While coming of age in the late 1970s, my high school friends and I used to go to teen night at Gilley's Club, a honky-tonk establishment in Pasadena, Texas. We rode the bull and danced the hustle until the joint shut down before midnight. The '70s were magnificent—big hair, garish clothes and disco balls. It was a creative time for politics, arts, music and culture. And in this fertile milieu, con artists developed their own Americanized hustle, a showy dance of trickery and deception on easy marks who desperately sought to believe the impossible.
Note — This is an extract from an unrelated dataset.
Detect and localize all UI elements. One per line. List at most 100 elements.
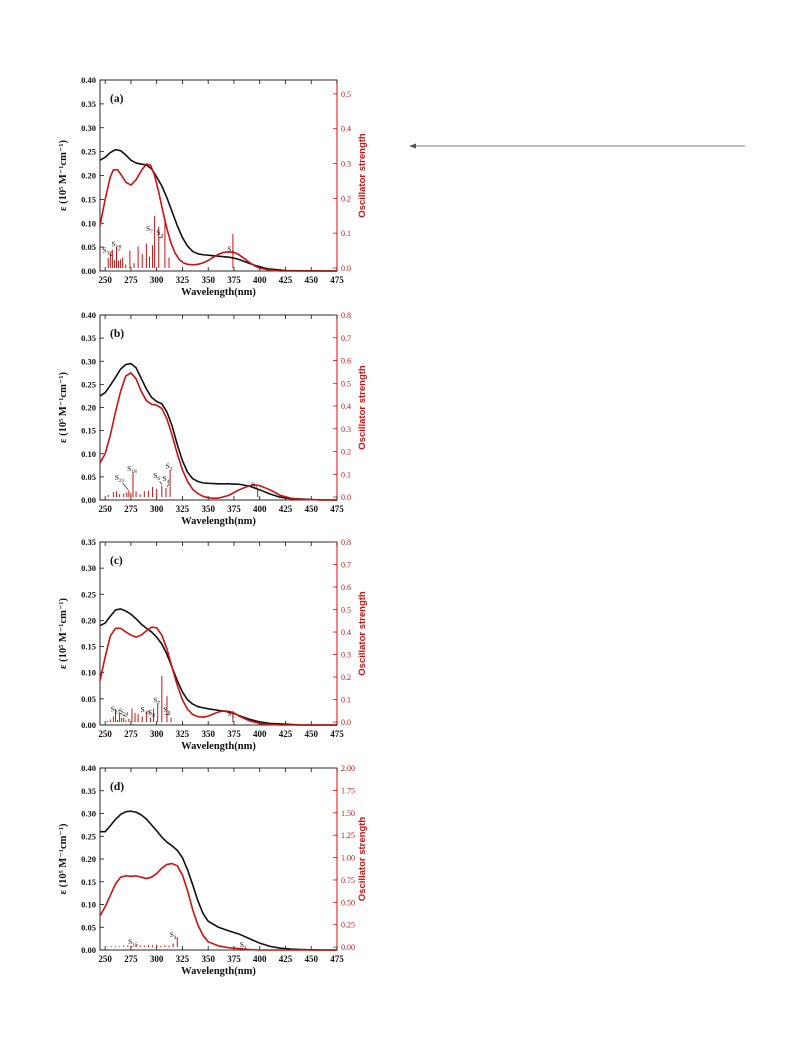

David O. Russell's "American Hustle" captures the optimism and excesses of the '70s. It begins with the ubiquitous "some of this actually happened." This film, which took inspiration from the FBI's ABSCAM sting operation, provides a rich character study of the hustle to get rich and famous, no matter what side of the legal fence you may sit on. "American Hustle" is in many respects, much more textured and nuanced than "Argo," last year's Academy Award winner for Best Picture. "American Hustle" drills deep into betrayal, power lusting and other human flaws with a wicked sense of humor.
The movie opens on Irving Rosenfeld (Christian Bale) preparing for a meeting. He's fussy about his appearance, and the contradiction between the careful teasing of an elaborate bad comb-over and his protruding gut make this man instantly likeable.
Rosenfeld and his business partner, Sydney Prosser (Amy Adams), are part of an FBI surveillance operation that Richie DiMaso (Bradley Cooper), an ambitious federal agent set on making a name for himself, is heading. The tension among the three is palpable, and an undercurrent of strong emotion, resentment, jealousy and fear is evident. The Steely Dan song punctuates the reluctant relationship of the con artists and the FBI agent: "I'm a fool to do your dirty work, Oh yeah, I don't want to do your dirty work no more."
The film, which Russell and Eric Singer wrote, provides a quirky backstory. Rosenfeld and Prosser meet at a pool party in Long Island. They share common interests in Duke Ellington and are both survivors of pull-yourself-by-the-bootstraps lives. The two become business partners and lovers. Scenes in Rosenfeld's dry cleaning business play out the romance among hanging clothes in clear plastic waiting for pick up.
Rosenfeld's wife, Rosalyn (Jennifer Lawrence), suspects that her husband is with another woman, but she knows he will always come back to her and her son. She is a Picasso of passive-aggressiveness, and Rosenfeld always falls under her spell. She thinks it's because of her nail polish, which smells sweet and decadent.
Then there's DiMaso. He lives with his demanding mother and wants to bring down anybody. He catches Rosenfeld and Prosser in a scam and forces them to give up four other people to get off the hook. DiMaso doesn't play well with others, throws temper tantrums and even beats on his boss.
Through Rosenfeld's ingenuity, DiMaso sets up a sting operation of Mayor Carmine Polito (Jeremy Renner), a man who is beloved by his constituents and wants to create new jobs by building a casino. The scam is that an Arab sheik is willing to invest in the casino, but deals and bribes are part of it. The head of the mafia (Robert DeNiro) wants a $10 million cut for the deal to work. And then there are other complications, which involve congressmen and a U.S. senator. It's tricky.
"Did you ever have to find a way to survive and you knew your choices were bad, but you had to survive?" Rosenfeld asks.
This movie is a passionate, heated landmark about survival and greed. The acting, often improvised, is splendid, free and chaotic. The actors, under the direction of Russell ("The Fighter," "Silver Linings Playbook"), pull viewers into webs of lies and deceit, and the characters are spontaneous and unpredictable. Rosenfeld expresses a moral punch that knocks out his FBI captor. This movie is a pop-culture masterpiece and one of the best films of the year.